Уже под вечер, распив бутылку «Арарата», два друга сидели в кабинете Московской прокуратуры и чувствовали, что пришел момент, который оба хотя и ждали, но старались по возможности оттянуть. Через пять часов поезд Струге повезет судью на восток. Через час после этого самолет Выходцева понесет следователя на запад. Встретятся ли они еще когда-нибудь? Возможно. Через много месяцев, когда следствие Выходцева подойдет к завершению и дело будет передано в суд. Вот там они, скорее всего, и встретятся. И опять их притянет друг к другу не желание встретиться, поговорить о чем-то отвлеченном, не посидеть в тихом ресторане в скупой мужской компании, а дело.
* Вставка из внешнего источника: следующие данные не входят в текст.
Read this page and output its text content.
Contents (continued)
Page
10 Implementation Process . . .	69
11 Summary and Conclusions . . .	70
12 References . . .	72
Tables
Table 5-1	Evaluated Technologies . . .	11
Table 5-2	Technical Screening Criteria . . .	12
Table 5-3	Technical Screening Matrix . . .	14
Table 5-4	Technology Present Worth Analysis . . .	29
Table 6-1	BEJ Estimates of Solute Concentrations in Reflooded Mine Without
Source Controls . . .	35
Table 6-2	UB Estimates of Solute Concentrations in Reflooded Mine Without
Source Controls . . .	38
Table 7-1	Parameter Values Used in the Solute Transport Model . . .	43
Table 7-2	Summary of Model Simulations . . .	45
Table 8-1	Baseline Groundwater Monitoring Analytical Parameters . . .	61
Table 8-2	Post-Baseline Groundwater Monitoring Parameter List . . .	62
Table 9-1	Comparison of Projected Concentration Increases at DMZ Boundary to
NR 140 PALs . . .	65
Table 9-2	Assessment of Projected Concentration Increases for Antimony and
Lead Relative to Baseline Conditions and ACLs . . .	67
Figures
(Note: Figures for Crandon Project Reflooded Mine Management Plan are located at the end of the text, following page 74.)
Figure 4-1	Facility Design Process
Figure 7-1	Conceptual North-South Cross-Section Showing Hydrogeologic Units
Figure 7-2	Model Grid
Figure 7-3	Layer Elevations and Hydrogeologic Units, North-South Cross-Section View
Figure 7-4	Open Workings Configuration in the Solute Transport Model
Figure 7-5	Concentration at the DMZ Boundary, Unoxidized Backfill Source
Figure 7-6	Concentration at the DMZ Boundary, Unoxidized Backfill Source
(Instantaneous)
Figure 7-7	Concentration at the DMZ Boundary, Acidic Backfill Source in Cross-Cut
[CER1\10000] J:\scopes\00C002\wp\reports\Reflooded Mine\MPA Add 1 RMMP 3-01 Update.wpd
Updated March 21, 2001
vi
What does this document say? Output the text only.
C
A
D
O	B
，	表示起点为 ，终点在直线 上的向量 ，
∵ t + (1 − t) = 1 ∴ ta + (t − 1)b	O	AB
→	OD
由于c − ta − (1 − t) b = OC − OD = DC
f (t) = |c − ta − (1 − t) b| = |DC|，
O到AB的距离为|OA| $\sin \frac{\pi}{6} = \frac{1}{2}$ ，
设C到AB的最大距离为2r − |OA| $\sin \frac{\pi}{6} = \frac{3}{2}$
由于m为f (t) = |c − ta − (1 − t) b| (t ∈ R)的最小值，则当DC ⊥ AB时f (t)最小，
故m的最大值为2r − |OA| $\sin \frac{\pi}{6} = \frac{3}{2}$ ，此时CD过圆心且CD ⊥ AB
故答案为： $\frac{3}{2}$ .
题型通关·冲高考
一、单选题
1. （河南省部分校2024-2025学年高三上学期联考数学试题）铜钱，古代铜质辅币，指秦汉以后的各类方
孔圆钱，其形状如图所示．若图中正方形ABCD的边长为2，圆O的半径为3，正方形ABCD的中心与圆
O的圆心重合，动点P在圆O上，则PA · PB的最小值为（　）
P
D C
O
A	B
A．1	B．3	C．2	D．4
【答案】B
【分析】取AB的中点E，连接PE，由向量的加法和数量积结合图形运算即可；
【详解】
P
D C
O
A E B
Просто есть люди, которых в их короткой жизни притягивает друг к другу лишь дело. На дружбу вне его просто не хватает времени. Струге сидел за столом, заваленным бумагами и бланками, вертел в руках стакан с коньяком и благодарил судьбу за то, что даже среди этой суровости жизни она подарила ему возможность иметь друга Пащенко. Такую же прокурорскую ищейку, как Выходцев, но живущую неподалеку. И жизнь была построена так, что Струге вряд ли мог в ней ориентироваться, если бы не было Пащенко. Теперь, выходит, есть еще и Выходцев, хотя он далеко, в Москве.